Каханов вынес из сеней топор и клещи, оба мы живо взобрались на навес крыльца и без особого труда сбили и сбросили наземь проржавленную насквозь вывеску.
На ней, в грязноватых красных подтеках, еще можно было различить грубо намалеванный доморощенным художником синий казачий чекмень, громадные раздвинутые ножницы и аляповатые буквы:
Портной И. А. КАХАНОВ.
ДЕШЕВО ШЬЕТ И ПЕРЕШИВАЕТ.
Ваня подкинул ногой вывеску — она дряхло задребезжала.

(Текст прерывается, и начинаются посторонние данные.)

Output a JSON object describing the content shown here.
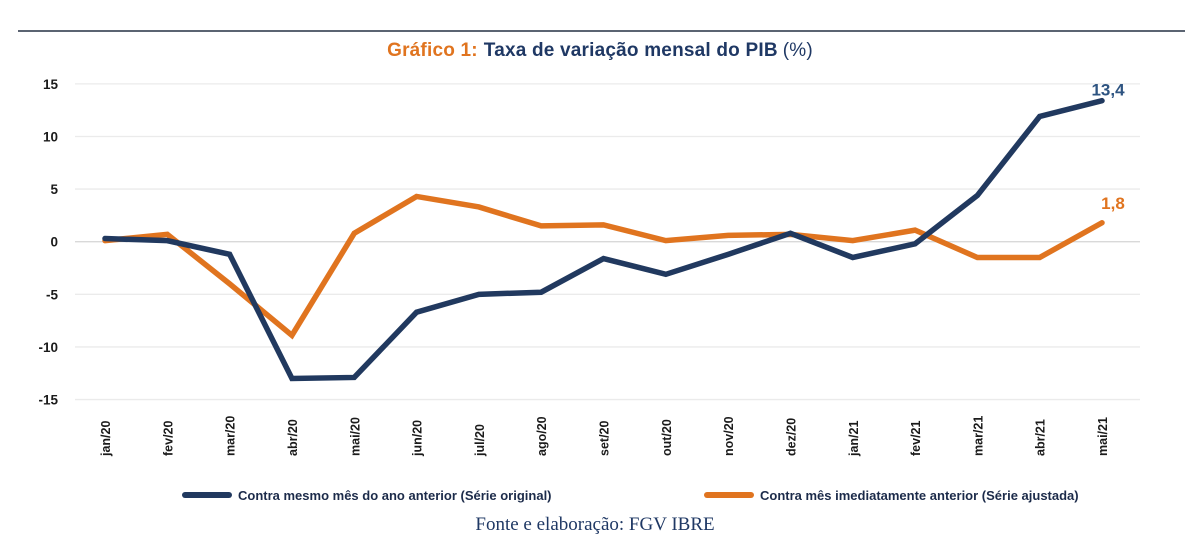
{
  "page": {
    "title_prefix": "Gráfico 1:",
    "title_main": "Taxa de variação mensal do PIB",
    "title_suffix": "(%)",
    "footer": "Fonte e elaboração: FGV IBRE"
  },
  "colors": {
    "title_prefix": "#e0741f",
    "title_main": "#1f3864",
    "top_rule": "#5b6472",
    "grid": "#ebebeb",
    "grid_zero": "#d9d9d9",
    "axis_text": "#1b1b1b",
    "legend_text": "#1c2b4a",
    "footer_text": "#1f3864",
    "series_original": "#21395f",
    "series_ajustada": "#e0741f",
    "end_label_original": "#2e5481",
    "end_label_ajustada": "#e0741f"
  },
  "chart_data": {
    "type": "line",
    "title": "Gráfico 1: Taxa de variação mensal do PIB (%)",
    "xlabel": "",
    "ylabel": "",
    "ylim": [
      -15,
      15
    ],
    "yticks": [
      15,
      10,
      5,
      0,
      -5,
      -10,
      -15
    ],
    "grid": true,
    "legend_position": "bottom",
    "categories": [
      "jan/20",
      "fev/20",
      "mar/20",
      "abr/20",
      "mai/20",
      "jun/20",
      "jul/20",
      "ago/20",
      "set/20",
      "out/20",
      "nov/20",
      "dez/20",
      "jan/21",
      "fev/21",
      "mar/21",
      "abr/21",
      "mai/21"
    ],
    "series": [
      {
        "name": "Contra mesmo mês do ano anterior (Série original)",
        "color": "#21395f",
        "values": [
          0.3,
          0.1,
          -1.2,
          -13.0,
          -12.9,
          -6.7,
          -5.0,
          -4.8,
          -1.6,
          -3.1,
          -1.2,
          0.8,
          -1.5,
          -0.2,
          4.4,
          11.9,
          13.4
        ],
        "end_label": "13,4"
      },
      {
        "name": "Contra mês imediatamente anterior (Série ajustada)",
        "color": "#e0741f",
        "values": [
          0.1,
          0.7,
          -4.0,
          -8.9,
          0.8,
          4.3,
          3.3,
          1.5,
          1.6,
          0.1,
          0.6,
          0.7,
          0.1,
          1.1,
          -1.5,
          -1.5,
          1.8
        ],
        "end_label": "1,8"
      }
    ]
  }
}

— Ну вот. Теперь все. Одним портным в хуторе стало меньше.
В тот же день я передал разговор с молодым хозяином отцу, а наутро мы со всем скарбом, забыв о бациллах, перебрались из тесной кухоньки в просторный, но сумрачный курень с земляным, отдающим навозом и гнилью полом, маленькими мутными окошками и темным, засиженным мухами, низко нависающим потолком. Иван Каханов с матерью перешел жить из куреня в стоящую в глубине двора хибарку.
За такое увеличение жилплощади отец обязался повысить квартирную плату до пяти рублей в месяц.
Мать ахнула, замахала руками:
— Ты с ума спятил! Мыслимое ли дело — столько платить за кватеру! Где ты будешь брать столько денег?
Отец спокойно ответил:
— П-скай! Найдем чем платить. Ёра вон стал зарабатывать. А Фекле Егоровне с детишками жить чем-нибудь надобно.
Отец уже полагался на мой заработок и заботился о том, как и на что будет жить Фекла Егоровна.
В воскресенье я зазвал к себе Рогова и, не говоря ни слова о своем намерении, пригласил Каханова.
Оба Ивана стояли друг против друга в нерешительности, ожидая, кто первым протянет руку.
— Ну что же вы, Иваны… — шутливо вмешался я.
Каханов великодушно протянул руку первым.
— Слыхал, слыхал, что ты силач… Ну что ж… будем дружить.
Иван Рогов пробубнил в ответ что-то невнятное, похожее на «Ладно. Я не прочь».